Les erreurs s’accumulent au SCRS, dit l’inspectrice générale
L’inspectrice générale du Service canadien du renseignement de sécurité, Eva Plunkett, avait indiqué dans son rapport final que la réputation et l’efficacité de l’agence pourraient être mises à mal si de tels problèmes n’étaient pas résolus.

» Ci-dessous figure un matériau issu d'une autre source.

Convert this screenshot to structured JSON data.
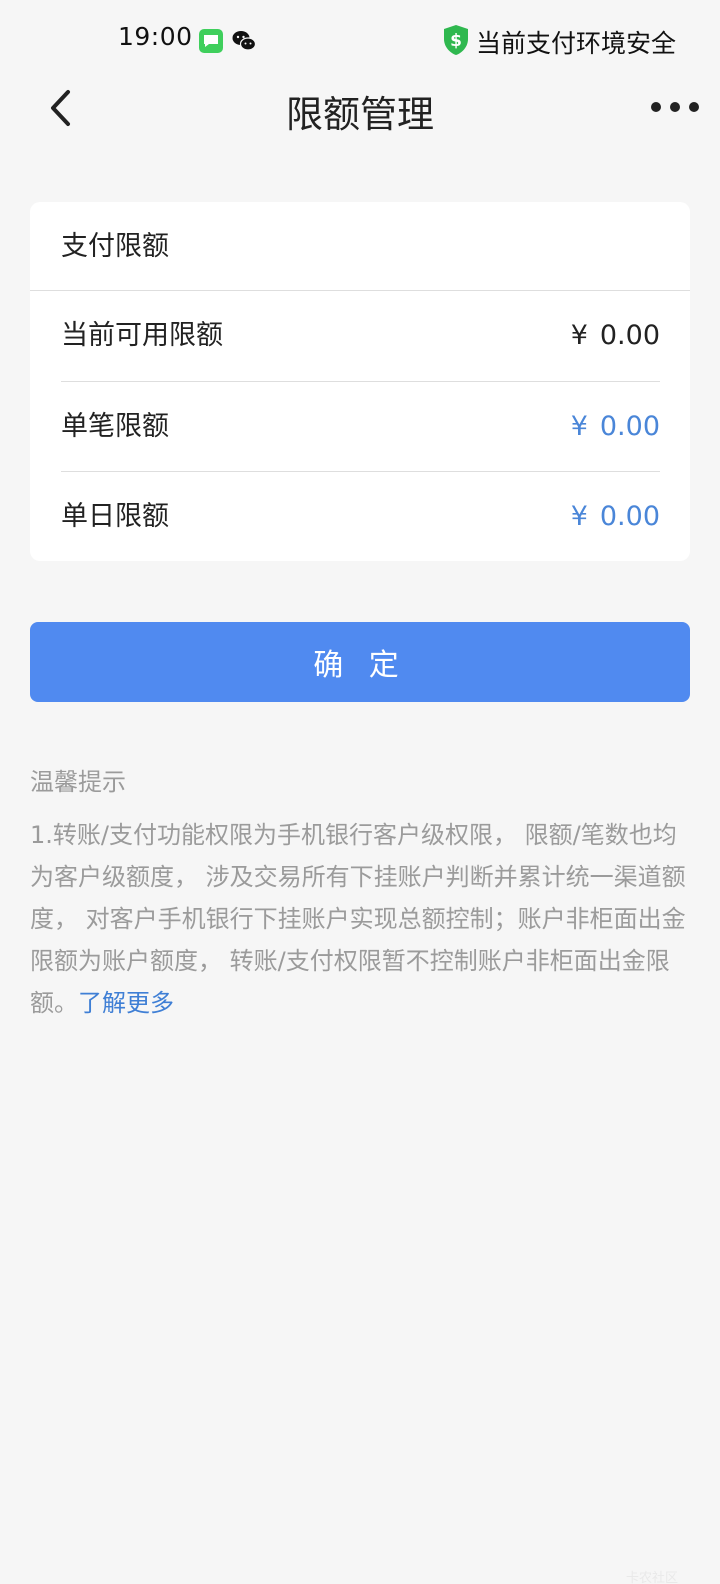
{
  "status_bar": {
    "time": "19:00",
    "security_text": "当前支付环境安全",
    "icons": [
      "message-app-icon",
      "wechat-icon",
      "shield-dollar-icon"
    ]
  },
  "nav": {
    "title": "限额管理",
    "icons": [
      "back-chevron-icon",
      "more-dots-icon"
    ]
  },
  "limits_card": {
    "title": "支付限额",
    "rows": [
      {
        "label": "当前可用限额",
        "currency": "¥",
        "amount": "0.00"
      },
      {
        "label": "单笔限额",
        "currency": "¥",
        "amount": "0.00"
      },
      {
        "label": "单日限额",
        "currency": "¥",
        "amount": "0.00"
      }
    ]
  },
  "confirm_label": "确 定",
  "tips": {
    "title": "温馨提示",
    "body": "1.转账/支付功能权限为手机银行客户级权限， 限额/笔数也均为客户级额度， 涉及交易所有下挂账户判断并累计统一渠道额度， 对客户手机银行下挂账户实现总额控制；账户非柜面出金限额为账户额度， 转账/支付权限暂不控制账户非柜面出金限额。",
    "link": "了解更多"
  },
  "watermark": "卡农社区",
  "colors": {
    "background": "#f6f6f6",
    "card": "#ffffff",
    "primary_button": "#508af0",
    "editable_value": "#4a86d8",
    "link": "#3f7fd5",
    "hint_text": "#9b9b9b",
    "shield": "#2fb84f"
  }
}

Elle a souligné qu’il arrivait fréquemment que les politiques ne soient pas respectées, ajoutant être encore plus inquiète par le taux croissant d’erreurs dans les rapports - des erreurs trouvées dans un échantillon « relativement modeste » d’activités du SCRS. Mme Plunkett estimait par ailleurs que le SCRS devrait partager ses inquiétudes à cet égard. « Les erreurs dans la transmission de renseignements constituent, comme je l’ai répété plusieurs fois pendant mon mandat, une affaire grave et elles ont le potentiel d’entraîner des conséquences de grande ampleur », a-t-elle écrit.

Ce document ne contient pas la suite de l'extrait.